Skip to content

Contents


Train-Test Split

Splitting of the processed data is performed to ensure that all feature matrices and labels are aligned for modeling. All outputs are saved in clearly separated folders for train and validation (data/processed/split_train and data/processed/split_val).

Split X_train

The cleaned and processed tabular data (X_train_processed.csv) serves as the basis for splitting.
A reproducible split is generated using using train_test_split from sklearn with a fixed random state.
Resulting splits are saved as X_train.csv and X_val.csv in:

  • data/processed/split_train/X_train.csv
  • /data/processed/split_val/X_val.csv

Split y_train

The label file (Y_train_CVw08PX.csv) contains the prdtypecode for each sample. Splitting is performed to match the indices of the tabular split, ensuring that each row in y_train and y_val corresponds exactly to the rows in X_train and X_val.
Outputs:

  • /data/processed/split_train/y_train.csv
  • /data/processed/split_val/y_val.csv

Split TF-IDF Matrix

Full TF-IDF matrix (X_designation_tfidf_train.npz) is split using the same indices as the tabular data.

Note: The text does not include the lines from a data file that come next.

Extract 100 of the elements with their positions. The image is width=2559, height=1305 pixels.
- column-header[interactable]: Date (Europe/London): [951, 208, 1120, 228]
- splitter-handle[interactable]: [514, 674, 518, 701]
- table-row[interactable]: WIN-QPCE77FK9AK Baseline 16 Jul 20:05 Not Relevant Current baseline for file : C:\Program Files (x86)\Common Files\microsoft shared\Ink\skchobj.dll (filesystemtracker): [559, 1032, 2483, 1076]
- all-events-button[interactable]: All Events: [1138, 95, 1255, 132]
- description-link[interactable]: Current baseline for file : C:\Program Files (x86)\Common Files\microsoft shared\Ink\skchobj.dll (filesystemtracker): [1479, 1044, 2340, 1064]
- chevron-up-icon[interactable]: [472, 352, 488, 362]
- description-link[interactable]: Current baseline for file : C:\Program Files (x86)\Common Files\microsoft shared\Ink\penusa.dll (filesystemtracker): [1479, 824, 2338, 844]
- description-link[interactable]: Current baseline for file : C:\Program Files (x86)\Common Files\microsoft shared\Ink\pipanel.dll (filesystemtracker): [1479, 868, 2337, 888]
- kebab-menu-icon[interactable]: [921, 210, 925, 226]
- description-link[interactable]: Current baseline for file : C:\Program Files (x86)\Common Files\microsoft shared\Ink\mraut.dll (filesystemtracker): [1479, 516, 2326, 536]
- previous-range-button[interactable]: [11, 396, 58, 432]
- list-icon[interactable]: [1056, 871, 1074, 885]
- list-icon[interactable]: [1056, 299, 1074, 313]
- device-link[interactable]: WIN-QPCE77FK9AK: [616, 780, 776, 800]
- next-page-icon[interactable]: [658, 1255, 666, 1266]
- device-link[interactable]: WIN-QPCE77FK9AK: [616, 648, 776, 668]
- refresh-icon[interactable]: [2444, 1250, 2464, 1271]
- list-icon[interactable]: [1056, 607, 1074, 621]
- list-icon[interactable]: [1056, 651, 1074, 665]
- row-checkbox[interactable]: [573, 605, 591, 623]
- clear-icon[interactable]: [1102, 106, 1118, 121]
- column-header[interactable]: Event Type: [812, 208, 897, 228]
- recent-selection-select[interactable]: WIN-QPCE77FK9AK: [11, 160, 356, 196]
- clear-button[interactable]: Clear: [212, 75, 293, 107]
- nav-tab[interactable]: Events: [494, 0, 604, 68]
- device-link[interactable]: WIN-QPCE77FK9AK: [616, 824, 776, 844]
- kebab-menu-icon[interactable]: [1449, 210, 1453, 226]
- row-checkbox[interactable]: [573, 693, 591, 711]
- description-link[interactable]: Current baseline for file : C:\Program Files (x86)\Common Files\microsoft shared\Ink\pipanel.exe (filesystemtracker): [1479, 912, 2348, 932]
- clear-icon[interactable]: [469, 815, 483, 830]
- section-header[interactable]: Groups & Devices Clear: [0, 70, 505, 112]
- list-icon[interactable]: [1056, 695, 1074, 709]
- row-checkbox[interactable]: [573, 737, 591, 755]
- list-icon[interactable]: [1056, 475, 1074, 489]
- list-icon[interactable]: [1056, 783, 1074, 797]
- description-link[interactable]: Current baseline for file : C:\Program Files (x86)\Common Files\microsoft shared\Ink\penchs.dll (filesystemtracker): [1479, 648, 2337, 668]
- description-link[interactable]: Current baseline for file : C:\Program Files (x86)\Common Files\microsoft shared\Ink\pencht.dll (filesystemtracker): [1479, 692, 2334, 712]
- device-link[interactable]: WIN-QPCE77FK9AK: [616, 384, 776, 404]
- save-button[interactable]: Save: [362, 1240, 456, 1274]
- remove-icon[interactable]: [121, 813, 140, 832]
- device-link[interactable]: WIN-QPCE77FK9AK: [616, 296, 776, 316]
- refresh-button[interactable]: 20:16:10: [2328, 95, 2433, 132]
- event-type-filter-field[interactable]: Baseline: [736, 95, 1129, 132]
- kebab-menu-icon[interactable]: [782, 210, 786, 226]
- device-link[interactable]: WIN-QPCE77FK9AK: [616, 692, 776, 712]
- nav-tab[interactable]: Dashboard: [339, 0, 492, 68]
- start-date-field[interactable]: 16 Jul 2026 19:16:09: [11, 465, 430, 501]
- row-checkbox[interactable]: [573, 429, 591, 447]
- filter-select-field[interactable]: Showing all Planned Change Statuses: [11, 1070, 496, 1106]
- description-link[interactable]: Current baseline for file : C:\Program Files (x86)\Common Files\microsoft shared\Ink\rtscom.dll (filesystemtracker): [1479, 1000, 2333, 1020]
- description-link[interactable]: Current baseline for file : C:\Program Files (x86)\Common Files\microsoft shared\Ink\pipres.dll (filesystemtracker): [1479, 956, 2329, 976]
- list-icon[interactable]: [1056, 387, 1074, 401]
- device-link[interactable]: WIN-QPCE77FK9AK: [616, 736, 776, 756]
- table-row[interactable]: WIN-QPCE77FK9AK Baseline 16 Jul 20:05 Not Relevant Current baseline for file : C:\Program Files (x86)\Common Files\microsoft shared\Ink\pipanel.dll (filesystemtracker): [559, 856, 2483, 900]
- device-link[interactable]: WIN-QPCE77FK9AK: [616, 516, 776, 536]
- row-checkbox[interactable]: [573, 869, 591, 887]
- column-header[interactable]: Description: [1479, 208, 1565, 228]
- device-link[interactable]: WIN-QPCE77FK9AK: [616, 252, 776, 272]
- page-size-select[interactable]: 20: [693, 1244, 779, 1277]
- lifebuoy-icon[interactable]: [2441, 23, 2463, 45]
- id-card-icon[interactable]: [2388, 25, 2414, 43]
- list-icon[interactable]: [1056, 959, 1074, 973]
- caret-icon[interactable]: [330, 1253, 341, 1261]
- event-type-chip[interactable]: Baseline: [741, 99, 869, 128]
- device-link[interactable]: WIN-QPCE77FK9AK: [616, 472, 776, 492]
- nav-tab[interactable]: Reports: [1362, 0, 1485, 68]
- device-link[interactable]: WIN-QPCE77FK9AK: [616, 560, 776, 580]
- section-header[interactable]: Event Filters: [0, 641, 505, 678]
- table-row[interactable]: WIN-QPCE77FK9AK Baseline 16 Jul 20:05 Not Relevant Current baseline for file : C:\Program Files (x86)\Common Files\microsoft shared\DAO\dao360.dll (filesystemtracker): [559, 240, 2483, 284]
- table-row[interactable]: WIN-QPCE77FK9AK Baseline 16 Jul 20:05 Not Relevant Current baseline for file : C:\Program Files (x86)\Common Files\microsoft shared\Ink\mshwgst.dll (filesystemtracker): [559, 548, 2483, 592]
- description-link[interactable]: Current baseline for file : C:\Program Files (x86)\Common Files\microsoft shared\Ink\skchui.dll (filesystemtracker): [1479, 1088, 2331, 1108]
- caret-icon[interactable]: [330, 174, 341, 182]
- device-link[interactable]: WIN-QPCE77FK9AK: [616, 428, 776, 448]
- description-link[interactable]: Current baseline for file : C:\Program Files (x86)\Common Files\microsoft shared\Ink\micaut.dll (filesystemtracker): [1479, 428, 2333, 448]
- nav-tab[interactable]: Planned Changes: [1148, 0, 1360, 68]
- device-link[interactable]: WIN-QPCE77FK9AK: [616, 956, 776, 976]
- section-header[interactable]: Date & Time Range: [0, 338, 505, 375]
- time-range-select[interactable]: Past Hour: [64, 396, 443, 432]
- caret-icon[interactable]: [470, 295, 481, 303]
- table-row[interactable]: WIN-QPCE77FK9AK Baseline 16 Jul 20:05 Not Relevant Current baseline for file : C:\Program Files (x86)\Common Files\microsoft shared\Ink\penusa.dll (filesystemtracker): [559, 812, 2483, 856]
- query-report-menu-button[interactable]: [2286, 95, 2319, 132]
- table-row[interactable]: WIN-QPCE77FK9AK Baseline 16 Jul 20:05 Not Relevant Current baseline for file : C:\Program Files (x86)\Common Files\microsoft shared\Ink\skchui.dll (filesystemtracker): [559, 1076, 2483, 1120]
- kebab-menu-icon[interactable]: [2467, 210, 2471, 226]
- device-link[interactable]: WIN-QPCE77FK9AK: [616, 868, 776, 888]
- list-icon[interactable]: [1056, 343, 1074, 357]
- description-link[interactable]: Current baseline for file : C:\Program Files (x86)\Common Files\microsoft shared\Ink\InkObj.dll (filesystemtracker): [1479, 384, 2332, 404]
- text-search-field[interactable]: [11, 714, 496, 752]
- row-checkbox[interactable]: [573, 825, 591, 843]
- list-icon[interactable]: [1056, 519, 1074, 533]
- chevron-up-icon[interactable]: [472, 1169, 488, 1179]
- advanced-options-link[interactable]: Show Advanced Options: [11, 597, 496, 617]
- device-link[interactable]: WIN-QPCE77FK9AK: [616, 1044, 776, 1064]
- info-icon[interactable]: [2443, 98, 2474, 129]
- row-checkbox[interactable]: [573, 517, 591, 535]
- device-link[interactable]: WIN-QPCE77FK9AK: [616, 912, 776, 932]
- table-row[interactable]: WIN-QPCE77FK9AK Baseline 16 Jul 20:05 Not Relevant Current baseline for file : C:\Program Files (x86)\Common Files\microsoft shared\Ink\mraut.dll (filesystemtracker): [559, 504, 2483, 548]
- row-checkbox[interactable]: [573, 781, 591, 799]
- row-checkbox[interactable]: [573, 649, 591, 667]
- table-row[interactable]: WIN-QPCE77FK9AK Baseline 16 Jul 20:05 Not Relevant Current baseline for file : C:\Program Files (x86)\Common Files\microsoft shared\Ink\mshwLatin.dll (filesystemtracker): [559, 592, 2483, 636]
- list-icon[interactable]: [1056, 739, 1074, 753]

This guarantees that the TF-IDF features correspond exactly to the samples in the tabular and label splits. First, only the designation matrix was used, because there are already many features and description has many missing values. Outputs:

  • /data/processed/split_train/X_designation_tfidf_train.npz
  • /data/processed/split_val/X_designation_tfidf_val.npz

Split Image Data

Image files are referenced by imageid and productid in the tabular data.
Lists of image filenames for train and validation sets are generated based on the split tabular files.
Corresponding image arrays are loaded for each split.

Data Alignment

All splits (tabular, TF-IDF, image, and labels) are aligned by using the same indices/order derived from the initial train-test split.
For any sample index, the tabular features, TF-IDF features, image features, and label all correspond to the same original data point.